Nun konnten verschiedene US-Behörden und das Analyse-Unternehmen Chainalysis einen ersten Erfolg melden: Coins im Gegenwert von 30 Millionen Dollar wurden aufgespürt und beschlagnahmt.

Die Fahnder setzen Rückverfolgungstechniken ein, um den Weg der Assets von der Ronin Bridge, einer Seitenkette der Ethereum-Blockchain bis hin zu Tornado Cash zu verfolgen. Tornado Cash ist ein dezentraler Dienst, der besonders starke Maßnahmen zum Schutz der Anonymität der Nutzer ergreift. Über die Plattform können unter anderem Kryptowährungen in Fiat - Geld umgetauscht werden. Die starke Anonymität hatte wohl Lazarus angezogen, um eben die gestohlenen Assets in konventionelle Währungen einzutauschen.

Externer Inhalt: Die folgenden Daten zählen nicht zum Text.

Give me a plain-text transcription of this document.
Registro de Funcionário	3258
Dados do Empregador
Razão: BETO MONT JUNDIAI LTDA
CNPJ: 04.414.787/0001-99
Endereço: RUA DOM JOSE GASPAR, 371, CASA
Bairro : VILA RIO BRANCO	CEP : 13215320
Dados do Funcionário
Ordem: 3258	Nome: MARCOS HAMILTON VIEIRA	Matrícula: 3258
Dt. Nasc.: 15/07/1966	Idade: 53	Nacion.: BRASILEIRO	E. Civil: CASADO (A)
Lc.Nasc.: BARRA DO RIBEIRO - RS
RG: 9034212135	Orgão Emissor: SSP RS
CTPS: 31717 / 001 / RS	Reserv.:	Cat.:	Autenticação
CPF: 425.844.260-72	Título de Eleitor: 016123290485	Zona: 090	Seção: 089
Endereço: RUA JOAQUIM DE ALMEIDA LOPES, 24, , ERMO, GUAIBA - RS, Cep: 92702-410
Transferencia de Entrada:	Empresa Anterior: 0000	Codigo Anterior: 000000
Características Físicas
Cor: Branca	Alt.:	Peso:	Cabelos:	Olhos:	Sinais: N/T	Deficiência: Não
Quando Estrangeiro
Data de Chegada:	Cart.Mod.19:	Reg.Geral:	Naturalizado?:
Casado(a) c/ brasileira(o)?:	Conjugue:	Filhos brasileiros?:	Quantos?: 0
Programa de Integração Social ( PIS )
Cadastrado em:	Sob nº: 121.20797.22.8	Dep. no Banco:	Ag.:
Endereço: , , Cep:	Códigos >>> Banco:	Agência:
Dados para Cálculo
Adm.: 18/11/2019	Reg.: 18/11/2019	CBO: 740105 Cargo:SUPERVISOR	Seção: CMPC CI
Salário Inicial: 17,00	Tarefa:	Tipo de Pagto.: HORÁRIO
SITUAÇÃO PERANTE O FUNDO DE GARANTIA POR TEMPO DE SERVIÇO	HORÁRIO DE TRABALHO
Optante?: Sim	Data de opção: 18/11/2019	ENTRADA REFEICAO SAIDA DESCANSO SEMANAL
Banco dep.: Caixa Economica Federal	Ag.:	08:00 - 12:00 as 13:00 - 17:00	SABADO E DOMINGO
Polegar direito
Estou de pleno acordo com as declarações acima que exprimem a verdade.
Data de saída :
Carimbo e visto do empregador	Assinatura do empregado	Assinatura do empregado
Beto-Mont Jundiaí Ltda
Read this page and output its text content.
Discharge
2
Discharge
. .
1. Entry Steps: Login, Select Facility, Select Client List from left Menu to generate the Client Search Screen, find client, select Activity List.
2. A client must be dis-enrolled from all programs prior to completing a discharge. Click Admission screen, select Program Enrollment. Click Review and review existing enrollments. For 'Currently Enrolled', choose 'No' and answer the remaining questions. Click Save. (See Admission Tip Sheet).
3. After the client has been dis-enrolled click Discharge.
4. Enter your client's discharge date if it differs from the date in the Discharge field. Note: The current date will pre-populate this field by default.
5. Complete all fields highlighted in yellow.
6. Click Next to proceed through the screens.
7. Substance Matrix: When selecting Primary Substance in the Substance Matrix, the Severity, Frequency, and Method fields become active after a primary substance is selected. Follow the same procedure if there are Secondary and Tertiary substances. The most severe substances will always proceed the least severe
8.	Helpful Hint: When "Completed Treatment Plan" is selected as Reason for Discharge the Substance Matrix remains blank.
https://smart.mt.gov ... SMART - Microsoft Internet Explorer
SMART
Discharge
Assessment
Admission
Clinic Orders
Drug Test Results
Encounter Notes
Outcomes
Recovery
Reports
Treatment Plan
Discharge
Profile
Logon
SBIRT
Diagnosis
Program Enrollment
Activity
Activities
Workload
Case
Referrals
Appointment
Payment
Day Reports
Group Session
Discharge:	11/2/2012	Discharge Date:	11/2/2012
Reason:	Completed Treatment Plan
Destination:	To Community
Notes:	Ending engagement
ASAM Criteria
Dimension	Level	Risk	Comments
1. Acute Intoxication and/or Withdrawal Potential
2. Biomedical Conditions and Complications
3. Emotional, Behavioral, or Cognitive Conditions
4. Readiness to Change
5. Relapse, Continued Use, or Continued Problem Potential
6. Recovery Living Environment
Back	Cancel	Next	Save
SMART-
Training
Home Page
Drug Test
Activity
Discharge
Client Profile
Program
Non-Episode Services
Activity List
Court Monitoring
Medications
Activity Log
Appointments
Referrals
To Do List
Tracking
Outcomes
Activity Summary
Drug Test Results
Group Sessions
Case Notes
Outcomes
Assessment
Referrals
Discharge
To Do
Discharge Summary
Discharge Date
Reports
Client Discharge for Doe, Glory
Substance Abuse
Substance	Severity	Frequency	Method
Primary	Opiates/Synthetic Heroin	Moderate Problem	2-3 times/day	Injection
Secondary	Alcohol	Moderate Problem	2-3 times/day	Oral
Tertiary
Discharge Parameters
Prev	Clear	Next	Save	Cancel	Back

Nun zieht die Angelegenheit weitere Kreise: Das US-Finanzministerium untersagt US-Bürgern den Gebrauch der Dienste von Tornado Cash. Das Argument der Behörde lautet: Tornado Cash war eine Anlaufstelle für Cyberkriminelle, die ihre Erlöse aus Straftaten waschen wollten. Nach Angabe des Office of Foreign Assets Control (OFAC), einer Unterbehörde des Ministeriums wurden bisher sieben Milliarden Dollar über die Plattform gewaschen. Die Kryptobörse Coinbase erklärte am Donnerstag, den 08. September, sie gehe gegen das Verbot mit einer Klage vor.